Much of the attention will be surrounding the New York Knicks. Despite being the worst team in basketball, they’ve got visions—somewhat realistic ones—of turning into a championship contender this summer.

It could all hinge on what happens in the lottery. The teams with the three worst records will all have a 14 percent chance of getting the No.1 pick. That drops to a 12.5 percent chance for the team with the fourth-worst record and a 10.5 percent chance for the NBA’s fifth-worst team.

The Knicks could make the Duke star part of their roster for the 2019-2020 season, but there is increased speculation that New York would trade the pick to the New Orleans Pelicans for Anthony Davis. Acquiring Davis might attract Kevin Durant—many assume he’s already headed to New York—and another All-Star to the Big Apple in free agency.

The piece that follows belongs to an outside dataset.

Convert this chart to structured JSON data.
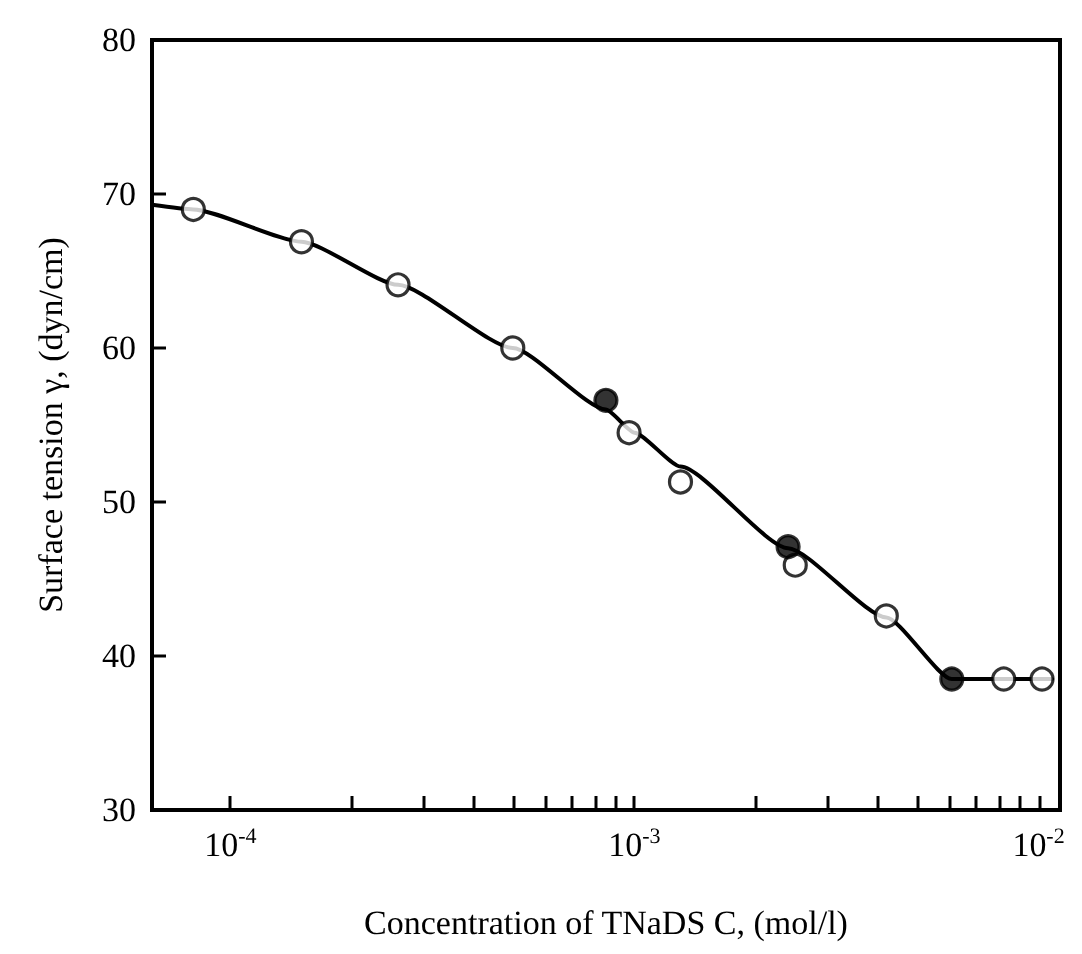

If a team like Atlanta Hawks, Chicago Bulls or Phoenix Suns wins the lottery, they will draft Williamson and build around him for the foreseeable future. The Cleveland Cavaliers will be in the mix, as well, hoping Williamson could succeed James as their next transcendent superstar.

Before the Cavs drafted James first overall in 2003, they hadn’t won a playoff series in a decade. James got Cleveland to the second round of the postseason in 2006. He brought the city it’s first professional sports championship since 1954 when the Cavs beat the Golden State Warriors in the 2016 NBA Finals. James and Cleveland won the East five times.

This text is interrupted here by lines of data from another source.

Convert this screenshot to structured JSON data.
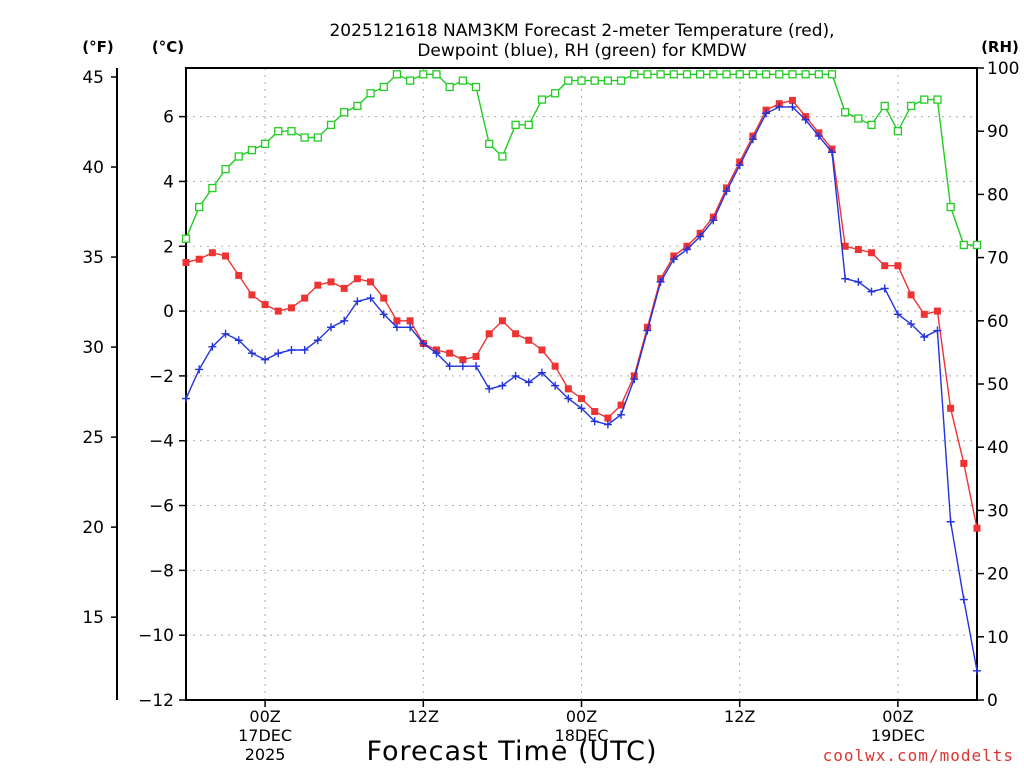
{
  "chart_data": {
    "type": "line",
    "title_line1": "2025121618 NAM3KM Forecast 2-meter Temperature (red),",
    "title_line2": "Dewpoint (blue), RH (green) for KMDW",
    "xlabel": "Forecast Time (UTC)",
    "unit_f": "(°F)",
    "unit_c": "(°C)",
    "unit_rh": "(RH)",
    "credit": "coolwx.com/modelts",
    "colors": {
      "temperature": "#ee3333",
      "dewpoint": "#2233dd",
      "rh": "#22cc22"
    },
    "ylim_c": [
      -12,
      7.5
    ],
    "ylim_f": [
      10.4,
      45.5
    ],
    "ylim_rh": [
      0,
      100
    ],
    "xlim_hours": [
      0,
      60
    ],
    "c_ticks": [
      {
        "v": 6,
        "label": "6"
      },
      {
        "v": 4,
        "label": "4"
      },
      {
        "v": 2,
        "label": "2"
      },
      {
        "v": 0,
        "label": "0"
      },
      {
        "v": -2,
        "label": "−2"
      },
      {
        "v": -4,
        "label": "−4"
      },
      {
        "v": -6,
        "label": "−6"
      },
      {
        "v": -8,
        "label": "−8"
      },
      {
        "v": -10,
        "label": "−10"
      },
      {
        "v": -12,
        "label": "−12"
      }
    ],
    "f_ticks": [
      {
        "v": 45,
        "label": "45"
      },
      {
        "v": 40,
        "label": "40"
      },
      {
        "v": 35,
        "label": "35"
      },
      {
        "v": 30,
        "label": "30"
      },
      {
        "v": 25,
        "label": "25"
      },
      {
        "v": 20,
        "label": "20"
      },
      {
        "v": 15,
        "label": "15"
      }
    ],
    "rh_ticks": [
      {
        "v": 100,
        "label": "100"
      },
      {
        "v": 90,
        "label": "90"
      },
      {
        "v": 80,
        "label": "80"
      },
      {
        "v": 70,
        "label": "70"
      },
      {
        "v": 60,
        "label": "60"
      },
      {
        "v": 50,
        "label": "50"
      },
      {
        "v": 40,
        "label": "40"
      },
      {
        "v": 30,
        "label": "30"
      },
      {
        "v": 20,
        "label": "20"
      },
      {
        "v": 10,
        "label": "10"
      },
      {
        "v": 0,
        "label": "0"
      }
    ],
    "x_ticks": [
      {
        "h": 6,
        "l1": "00Z",
        "l2": "17DEC",
        "l3": "2025"
      },
      {
        "h": 18,
        "l1": "12Z",
        "l2": "",
        "l3": ""
      },
      {
        "h": 30,
        "l1": "00Z",
        "l2": "18DEC",
        "l3": ""
      },
      {
        "h": 42,
        "l1": "12Z",
        "l2": "",
        "l3": ""
      },
      {
        "h": 54,
        "l1": "00Z",
        "l2": "19DEC",
        "l3": ""
      }
    ],
    "series": [
      {
        "name": "Temperature",
        "marker": "filled-square",
        "x": [
          0,
          1,
          2,
          3,
          4,
          5,
          6,
          7,
          8,
          9,
          10,
          11,
          12,
          13,
          14,
          15,
          16,
          17,
          18,
          19,
          20,
          21,
          22,
          23,
          24,
          25,
          26,
          27,
          28,
          29,
          30,
          31,
          32,
          33,
          34,
          35,
          36,
          37,
          38,
          39,
          40,
          41,
          42,
          43,
          44,
          45,
          46,
          47,
          48,
          49,
          50,
          51,
          52,
          53,
          54,
          55,
          56,
          57,
          58,
          59,
          60
        ],
        "values": [
          1.5,
          1.6,
          1.8,
          1.7,
          1.1,
          0.5,
          0.2,
          0.0,
          0.1,
          0.4,
          0.8,
          0.9,
          0.7,
          1.0,
          0.9,
          0.4,
          -0.3,
          -0.3,
          -1.0,
          -1.2,
          -1.3,
          -1.5,
          -1.4,
          -0.7,
          -0.3,
          -0.7,
          -0.9,
          -1.2,
          -1.7,
          -2.4,
          -2.7,
          -3.1,
          -3.3,
          -2.9,
          -2.0,
          -0.5,
          1.0,
          1.7,
          2.0,
          2.4,
          2.9,
          3.8,
          4.6,
          5.4,
          6.2,
          6.4,
          6.5,
          6.0,
          5.5,
          5.0,
          2.0,
          1.9,
          1.8,
          1.4,
          1.4,
          0.5,
          -0.1,
          0.0,
          -3.0,
          -4.7,
          -6.7
        ]
      },
      {
        "name": "Dewpoint",
        "marker": "plus",
        "x": [
          0,
          1,
          2,
          3,
          4,
          5,
          6,
          7,
          8,
          9,
          10,
          11,
          12,
          13,
          14,
          15,
          16,
          17,
          18,
          19,
          20,
          21,
          22,
          23,
          24,
          25,
          26,
          27,
          28,
          29,
          30,
          31,
          32,
          33,
          34,
          35,
          36,
          37,
          38,
          39,
          40,
          41,
          42,
          43,
          44,
          45,
          46,
          47,
          48,
          49,
          50,
          51,
          52,
          53,
          54,
          55,
          56,
          57,
          58,
          59,
          60
        ],
        "values": [
          -2.7,
          -1.8,
          -1.1,
          -0.7,
          -0.9,
          -1.3,
          -1.5,
          -1.3,
          -1.2,
          -1.2,
          -0.9,
          -0.5,
          -0.3,
          0.3,
          0.4,
          -0.1,
          -0.5,
          -0.5,
          -1.0,
          -1.3,
          -1.7,
          -1.7,
          -1.7,
          -2.4,
          -2.3,
          -2.0,
          -2.2,
          -1.9,
          -2.3,
          -2.7,
          -3.0,
          -3.4,
          -3.5,
          -3.2,
          -2.1,
          -0.6,
          0.9,
          1.6,
          1.9,
          2.3,
          2.8,
          3.7,
          4.5,
          5.3,
          6.1,
          6.3,
          6.3,
          5.9,
          5.4,
          4.9,
          1.0,
          0.9,
          0.6,
          0.7,
          -0.1,
          -0.4,
          -0.8,
          -0.6,
          -6.5,
          -8.9,
          -11.1
        ]
      },
      {
        "name": "RH",
        "marker": "open-square",
        "x": [
          0,
          1,
          2,
          3,
          4,
          5,
          6,
          7,
          8,
          9,
          10,
          11,
          12,
          13,
          14,
          15,
          16,
          17,
          18,
          19,
          20,
          21,
          22,
          23,
          24,
          25,
          26,
          27,
          28,
          29,
          30,
          31,
          32,
          33,
          34,
          35,
          36,
          37,
          38,
          39,
          40,
          41,
          42,
          43,
          44,
          45,
          46,
          47,
          48,
          49,
          50,
          51,
          52,
          53,
          54,
          55,
          56,
          57,
          58,
          59,
          60
        ],
        "values": [
          73,
          78,
          81,
          84,
          86,
          87,
          88,
          90,
          90,
          89,
          89,
          91,
          93,
          94,
          96,
          97,
          99,
          98,
          99,
          99,
          97,
          98,
          97,
          88,
          86,
          91,
          91,
          95,
          96,
          98,
          98,
          98,
          98,
          98,
          99,
          99,
          99,
          99,
          99,
          99,
          99,
          99,
          99,
          99,
          99,
          99,
          99,
          99,
          99,
          99,
          93,
          92,
          91,
          94,
          90,
          94,
          95,
          95,
          78,
          72,
          72
        ]
      }
    ]
  }
}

Williamson, of course, doesn’t have to become the next James in order to turn a franchise around.

The Orlando Magic drafted Dwight Howard first overall in 2004, and the big man led them to the NBA Finals five years later. Five years after the Oklahoma City Thunder—they were the Seattle Supersonics through the 2007-2008 season—took Kevin Durant first overall in 2007, he took the team that drafted him to the finals. Three years after Chicago picked Derrick Rose first overall in 2008, the Bulls’ point guard became the youngest NBA MVP in history.

No.1 overall draft picks haven’t experienced as much success in recent years, but history suggests that will soon change. Every top pick from 2008-2012 has made at least five All-Star teams or won an MVP award. The No.1 picks from 2002-2004 will all be in the Hall of Fame one day. Even 2005 No.1 overall pick Andrew Bogut had a solid career with one All-NBA Third Team selection and a championship.

The teams that secure picks in the top-three or top-five will have a good chance to select potential All-Stars, but winning the draft lottery on May 14 will be a true game-changer for one franchise.